"The effect of tDCS on functional connectivity in primary progressive aphasia" NeuroImage: Clinical, volume 19 (2018), pages 703-715.

Neuroimage Clin

Department of Neurology, Johns Hopkins School of Medicine, Baltimore, MD 21287, USA; Department of Cognitive Science, Johns Hopkins University, Baltimore, MD 21218, USA. Electronic address:

Published: March 2019

Transcranial direct current stimulation (tDCS) is an innovative technique recently shown to improve language outcomes even in neurodegenerative conditions such as primary progressive aphasia (PPA), but the underlying brain mechanisms are not known. The present study tested whether the additional language gains with repetitive tDCS (over sham) in PPA are caused by changes in functional connectivity between the stimulated area (the left inferior frontal gyrus (IFG)) and the rest of the language network. We scanned 24 PPA participants (11 female) before and after language intervention (written naming/spelling) with a resting-state fMRI sequence and compared changes before and after three weeks of tDCS or sham coupled with language therapy.
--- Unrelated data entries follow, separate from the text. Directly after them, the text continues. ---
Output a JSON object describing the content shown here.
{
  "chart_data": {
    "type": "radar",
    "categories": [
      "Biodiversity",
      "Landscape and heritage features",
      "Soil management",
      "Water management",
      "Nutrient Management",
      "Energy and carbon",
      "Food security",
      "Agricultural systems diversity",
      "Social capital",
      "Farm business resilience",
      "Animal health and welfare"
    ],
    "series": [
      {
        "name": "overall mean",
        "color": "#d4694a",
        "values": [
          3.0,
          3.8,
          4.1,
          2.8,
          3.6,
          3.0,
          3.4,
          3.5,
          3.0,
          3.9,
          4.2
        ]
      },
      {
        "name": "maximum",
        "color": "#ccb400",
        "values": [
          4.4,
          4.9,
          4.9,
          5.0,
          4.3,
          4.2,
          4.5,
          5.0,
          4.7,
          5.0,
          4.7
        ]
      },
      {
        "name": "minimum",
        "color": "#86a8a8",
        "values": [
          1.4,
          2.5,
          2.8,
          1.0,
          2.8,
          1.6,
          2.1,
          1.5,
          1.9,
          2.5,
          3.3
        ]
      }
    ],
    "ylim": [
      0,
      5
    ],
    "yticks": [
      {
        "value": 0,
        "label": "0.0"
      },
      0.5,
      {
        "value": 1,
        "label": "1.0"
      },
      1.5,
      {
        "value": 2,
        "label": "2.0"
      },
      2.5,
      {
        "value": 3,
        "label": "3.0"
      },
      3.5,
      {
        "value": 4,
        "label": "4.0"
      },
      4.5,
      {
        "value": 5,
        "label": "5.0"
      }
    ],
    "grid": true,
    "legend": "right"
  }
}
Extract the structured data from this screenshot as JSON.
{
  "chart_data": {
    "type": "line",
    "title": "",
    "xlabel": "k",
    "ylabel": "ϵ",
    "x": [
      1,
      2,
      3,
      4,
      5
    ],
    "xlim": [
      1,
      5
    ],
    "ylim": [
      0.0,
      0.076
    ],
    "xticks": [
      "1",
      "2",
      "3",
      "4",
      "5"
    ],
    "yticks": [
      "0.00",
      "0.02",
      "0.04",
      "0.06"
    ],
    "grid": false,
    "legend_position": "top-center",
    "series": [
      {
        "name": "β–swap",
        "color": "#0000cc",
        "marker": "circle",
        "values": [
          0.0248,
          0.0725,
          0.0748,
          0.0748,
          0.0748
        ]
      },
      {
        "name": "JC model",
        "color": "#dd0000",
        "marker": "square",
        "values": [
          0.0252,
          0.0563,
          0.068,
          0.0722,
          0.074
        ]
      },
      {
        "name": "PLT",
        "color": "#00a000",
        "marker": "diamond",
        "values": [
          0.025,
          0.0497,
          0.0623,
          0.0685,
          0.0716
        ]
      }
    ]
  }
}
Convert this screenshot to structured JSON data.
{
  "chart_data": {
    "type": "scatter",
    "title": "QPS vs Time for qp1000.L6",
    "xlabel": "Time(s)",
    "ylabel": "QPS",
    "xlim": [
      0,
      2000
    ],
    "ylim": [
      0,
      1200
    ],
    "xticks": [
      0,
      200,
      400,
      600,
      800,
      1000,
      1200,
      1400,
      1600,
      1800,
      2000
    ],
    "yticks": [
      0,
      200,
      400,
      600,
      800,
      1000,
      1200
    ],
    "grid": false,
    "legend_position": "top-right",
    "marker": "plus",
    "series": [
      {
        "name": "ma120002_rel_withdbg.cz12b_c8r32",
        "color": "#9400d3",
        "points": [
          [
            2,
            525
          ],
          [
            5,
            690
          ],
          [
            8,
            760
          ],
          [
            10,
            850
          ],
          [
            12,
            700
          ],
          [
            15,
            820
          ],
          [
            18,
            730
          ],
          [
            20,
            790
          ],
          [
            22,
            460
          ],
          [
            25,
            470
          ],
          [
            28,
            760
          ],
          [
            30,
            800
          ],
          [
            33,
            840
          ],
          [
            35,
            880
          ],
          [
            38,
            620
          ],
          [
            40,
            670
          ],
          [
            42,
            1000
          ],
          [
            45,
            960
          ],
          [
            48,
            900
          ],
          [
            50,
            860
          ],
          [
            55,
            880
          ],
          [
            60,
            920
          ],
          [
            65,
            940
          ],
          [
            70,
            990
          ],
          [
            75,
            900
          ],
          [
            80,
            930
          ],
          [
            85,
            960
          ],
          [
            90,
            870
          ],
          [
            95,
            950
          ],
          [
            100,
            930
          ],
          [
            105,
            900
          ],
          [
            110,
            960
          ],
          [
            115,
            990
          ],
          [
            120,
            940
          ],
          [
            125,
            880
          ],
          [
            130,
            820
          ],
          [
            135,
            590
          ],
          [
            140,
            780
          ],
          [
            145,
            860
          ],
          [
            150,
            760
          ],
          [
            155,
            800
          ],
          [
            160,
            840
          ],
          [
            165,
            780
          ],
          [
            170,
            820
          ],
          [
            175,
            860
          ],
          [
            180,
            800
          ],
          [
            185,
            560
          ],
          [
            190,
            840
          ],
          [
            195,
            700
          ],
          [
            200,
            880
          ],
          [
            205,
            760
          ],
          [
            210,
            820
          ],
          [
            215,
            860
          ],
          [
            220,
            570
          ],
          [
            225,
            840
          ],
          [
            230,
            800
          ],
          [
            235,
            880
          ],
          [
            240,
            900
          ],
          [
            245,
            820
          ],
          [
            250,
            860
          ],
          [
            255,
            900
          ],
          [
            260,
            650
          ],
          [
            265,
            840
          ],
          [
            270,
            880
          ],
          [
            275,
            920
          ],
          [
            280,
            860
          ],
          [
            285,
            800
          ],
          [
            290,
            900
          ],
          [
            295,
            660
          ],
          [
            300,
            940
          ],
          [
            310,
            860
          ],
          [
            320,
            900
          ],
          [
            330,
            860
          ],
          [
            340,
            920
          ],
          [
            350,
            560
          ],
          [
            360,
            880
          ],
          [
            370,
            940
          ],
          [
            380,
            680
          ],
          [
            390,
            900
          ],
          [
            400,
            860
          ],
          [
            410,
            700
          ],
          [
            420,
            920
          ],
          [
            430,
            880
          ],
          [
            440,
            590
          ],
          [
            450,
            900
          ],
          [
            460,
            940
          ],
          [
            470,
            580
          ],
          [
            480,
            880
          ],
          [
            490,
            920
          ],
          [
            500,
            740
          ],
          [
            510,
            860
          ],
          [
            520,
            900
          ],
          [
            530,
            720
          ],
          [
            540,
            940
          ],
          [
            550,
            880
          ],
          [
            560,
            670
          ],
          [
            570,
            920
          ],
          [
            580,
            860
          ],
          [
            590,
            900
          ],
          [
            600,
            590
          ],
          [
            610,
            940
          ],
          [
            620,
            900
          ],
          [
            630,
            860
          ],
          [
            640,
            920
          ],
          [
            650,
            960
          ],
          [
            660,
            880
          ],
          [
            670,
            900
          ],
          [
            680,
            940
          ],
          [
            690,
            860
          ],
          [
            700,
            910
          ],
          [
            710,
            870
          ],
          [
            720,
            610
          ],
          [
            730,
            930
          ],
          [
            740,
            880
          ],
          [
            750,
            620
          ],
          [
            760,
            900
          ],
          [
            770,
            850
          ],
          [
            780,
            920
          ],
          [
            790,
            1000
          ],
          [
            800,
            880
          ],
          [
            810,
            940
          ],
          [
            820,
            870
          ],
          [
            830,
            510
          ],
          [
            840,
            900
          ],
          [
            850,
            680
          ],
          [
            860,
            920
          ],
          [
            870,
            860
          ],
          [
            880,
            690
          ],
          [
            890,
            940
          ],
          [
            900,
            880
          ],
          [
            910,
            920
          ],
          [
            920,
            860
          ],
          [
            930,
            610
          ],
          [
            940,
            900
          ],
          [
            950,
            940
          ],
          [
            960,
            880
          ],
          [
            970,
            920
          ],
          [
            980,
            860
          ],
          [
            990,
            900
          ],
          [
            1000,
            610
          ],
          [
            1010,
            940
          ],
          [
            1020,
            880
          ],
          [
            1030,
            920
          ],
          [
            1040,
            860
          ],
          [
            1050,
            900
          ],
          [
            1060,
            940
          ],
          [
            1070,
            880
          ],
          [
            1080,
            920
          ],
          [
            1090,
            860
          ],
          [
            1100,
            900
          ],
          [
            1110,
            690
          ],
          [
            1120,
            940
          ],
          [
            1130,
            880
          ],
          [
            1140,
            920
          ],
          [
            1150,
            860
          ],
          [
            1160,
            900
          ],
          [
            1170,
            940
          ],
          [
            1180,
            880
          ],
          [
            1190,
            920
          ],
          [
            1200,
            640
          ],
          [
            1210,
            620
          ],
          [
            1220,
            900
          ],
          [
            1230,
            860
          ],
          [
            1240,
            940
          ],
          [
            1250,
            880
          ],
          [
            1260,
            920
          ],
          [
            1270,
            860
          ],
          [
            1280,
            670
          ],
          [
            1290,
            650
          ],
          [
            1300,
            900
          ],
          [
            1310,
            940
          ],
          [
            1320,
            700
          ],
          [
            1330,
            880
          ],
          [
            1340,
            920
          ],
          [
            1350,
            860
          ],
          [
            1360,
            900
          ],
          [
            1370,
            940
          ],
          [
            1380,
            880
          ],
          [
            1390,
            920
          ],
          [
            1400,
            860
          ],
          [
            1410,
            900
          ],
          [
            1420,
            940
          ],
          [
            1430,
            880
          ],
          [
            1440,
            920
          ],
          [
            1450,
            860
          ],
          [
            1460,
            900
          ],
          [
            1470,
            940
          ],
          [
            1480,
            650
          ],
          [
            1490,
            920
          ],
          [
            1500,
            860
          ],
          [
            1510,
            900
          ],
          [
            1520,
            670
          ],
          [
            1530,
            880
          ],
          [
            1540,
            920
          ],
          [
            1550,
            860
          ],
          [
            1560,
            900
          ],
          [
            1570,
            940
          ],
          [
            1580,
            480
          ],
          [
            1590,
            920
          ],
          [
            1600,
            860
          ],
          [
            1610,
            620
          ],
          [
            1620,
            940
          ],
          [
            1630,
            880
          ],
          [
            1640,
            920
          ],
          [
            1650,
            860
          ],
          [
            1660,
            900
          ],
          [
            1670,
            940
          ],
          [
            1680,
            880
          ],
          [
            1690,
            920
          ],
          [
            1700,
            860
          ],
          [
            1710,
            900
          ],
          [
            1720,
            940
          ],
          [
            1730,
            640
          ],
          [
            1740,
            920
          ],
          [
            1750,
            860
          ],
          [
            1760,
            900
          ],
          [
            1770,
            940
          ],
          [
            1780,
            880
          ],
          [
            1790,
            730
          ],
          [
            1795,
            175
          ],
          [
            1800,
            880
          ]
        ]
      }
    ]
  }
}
We correlated changes in the language network as well as in the default mode network (DMN) with language therapy outcome measures (letter accuracy in written naming). Significant tDCS effects in functional connectivity were observed between the stimulated area and other language network areas and between the language network and the DMN. TDCS over the left IFG lowered the connectivity between the above pairs. Changes in functional connectivity correlated with improvement in language scores (letter accuracy as a proxy for written naming) evaluated before and after therapy. These results suggest that one mechanism for anodal tDCS over the left IFG in PPA is a decrease in functional connectivity (compared to sham) between the stimulated site and other posterior areas of the language network. These results are in line with similar decreases in connectivity observed after tDCS over the left IFG in aging and other neurodegenerative conditions.